If you don’t live in a doorman building and actually communicate with your laundry delivery person, the consensus is they expect $3-5 depending on the size of the wash. “In most buildings with doormen, you don’t actually see the laundry person, but if you do interact with him/her, a $2 tip is fine,” says Fitzpatrick.
Waitstaff in restaurants
NYC & Company recommends tipping 15-20% on the total bill, but waiters we spoke to seem to agree that 20% is the new standard. “Tips are where we make our money, which I’m sure everyone knows.

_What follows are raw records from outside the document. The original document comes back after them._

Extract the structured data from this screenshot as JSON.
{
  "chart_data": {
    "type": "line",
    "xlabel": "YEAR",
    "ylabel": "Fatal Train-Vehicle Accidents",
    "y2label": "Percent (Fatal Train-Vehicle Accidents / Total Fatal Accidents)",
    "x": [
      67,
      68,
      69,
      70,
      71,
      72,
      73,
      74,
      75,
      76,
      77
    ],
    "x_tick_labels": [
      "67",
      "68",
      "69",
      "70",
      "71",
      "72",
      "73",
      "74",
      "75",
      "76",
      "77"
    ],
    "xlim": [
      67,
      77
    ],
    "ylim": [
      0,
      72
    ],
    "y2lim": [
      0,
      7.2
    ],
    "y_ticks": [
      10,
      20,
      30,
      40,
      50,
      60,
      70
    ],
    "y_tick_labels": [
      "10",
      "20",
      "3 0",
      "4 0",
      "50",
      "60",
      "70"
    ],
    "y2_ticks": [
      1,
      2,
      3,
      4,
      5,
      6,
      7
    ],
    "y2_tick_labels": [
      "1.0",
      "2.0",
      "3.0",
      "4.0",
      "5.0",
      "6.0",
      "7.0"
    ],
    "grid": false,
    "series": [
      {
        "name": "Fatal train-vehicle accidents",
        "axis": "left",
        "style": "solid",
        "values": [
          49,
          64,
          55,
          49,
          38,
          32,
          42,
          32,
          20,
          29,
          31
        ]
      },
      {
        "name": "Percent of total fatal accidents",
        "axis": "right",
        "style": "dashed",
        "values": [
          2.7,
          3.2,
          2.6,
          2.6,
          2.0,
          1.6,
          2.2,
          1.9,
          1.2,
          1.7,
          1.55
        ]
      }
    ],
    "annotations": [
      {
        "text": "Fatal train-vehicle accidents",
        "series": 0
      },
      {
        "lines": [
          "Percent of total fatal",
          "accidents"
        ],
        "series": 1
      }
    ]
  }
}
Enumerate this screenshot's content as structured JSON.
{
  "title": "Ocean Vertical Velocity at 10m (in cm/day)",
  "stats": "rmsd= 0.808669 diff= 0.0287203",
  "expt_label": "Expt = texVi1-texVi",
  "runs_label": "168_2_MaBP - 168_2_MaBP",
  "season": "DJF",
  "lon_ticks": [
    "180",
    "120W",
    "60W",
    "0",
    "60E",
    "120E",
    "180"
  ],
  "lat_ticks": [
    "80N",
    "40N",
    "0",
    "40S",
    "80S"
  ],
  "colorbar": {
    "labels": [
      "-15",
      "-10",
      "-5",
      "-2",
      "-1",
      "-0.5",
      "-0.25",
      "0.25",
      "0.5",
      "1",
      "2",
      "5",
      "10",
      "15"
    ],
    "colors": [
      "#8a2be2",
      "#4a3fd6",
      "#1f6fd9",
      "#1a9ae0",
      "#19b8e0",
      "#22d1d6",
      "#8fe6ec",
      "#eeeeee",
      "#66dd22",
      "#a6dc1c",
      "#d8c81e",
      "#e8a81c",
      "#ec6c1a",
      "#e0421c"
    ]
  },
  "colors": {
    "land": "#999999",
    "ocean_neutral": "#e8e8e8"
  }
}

If we’re doing our job well, we kind of expect that 20%. We have to live in New York, too,” says Sandra, a waitress with jobs in both Long Island City and Fort Greene.
“It used to be 15-20%, but 18 is the new 15,” says Fitzpatrick. “In some restaurants they recommend 25%, but that’s only for really fine-dining.”
If we’re bottom-lining it, 20% would be the base for tipping, dropping less than that if service was substandard, and going over a bit if it was really stellar. Besides, 20% is way easier to calculate on the fly.
But tipping in restaurants may soon be a thing of the past. Some of the city’s most popular restaurants have implemented a no-tipping model, arguing that it’s better for the customers, staff, and business overall. Danny Meyer’s been most vocal about the benefits of no-tipping, committing to putting it into practice at all of his restaurants. Craft, Eleven Madison Park, and newcomers Momofuku Nishi and Pasquale Jones have hopped on the trend too, among others. Lois, an all-tap wine bar in the East Village has eliminated tipping as well.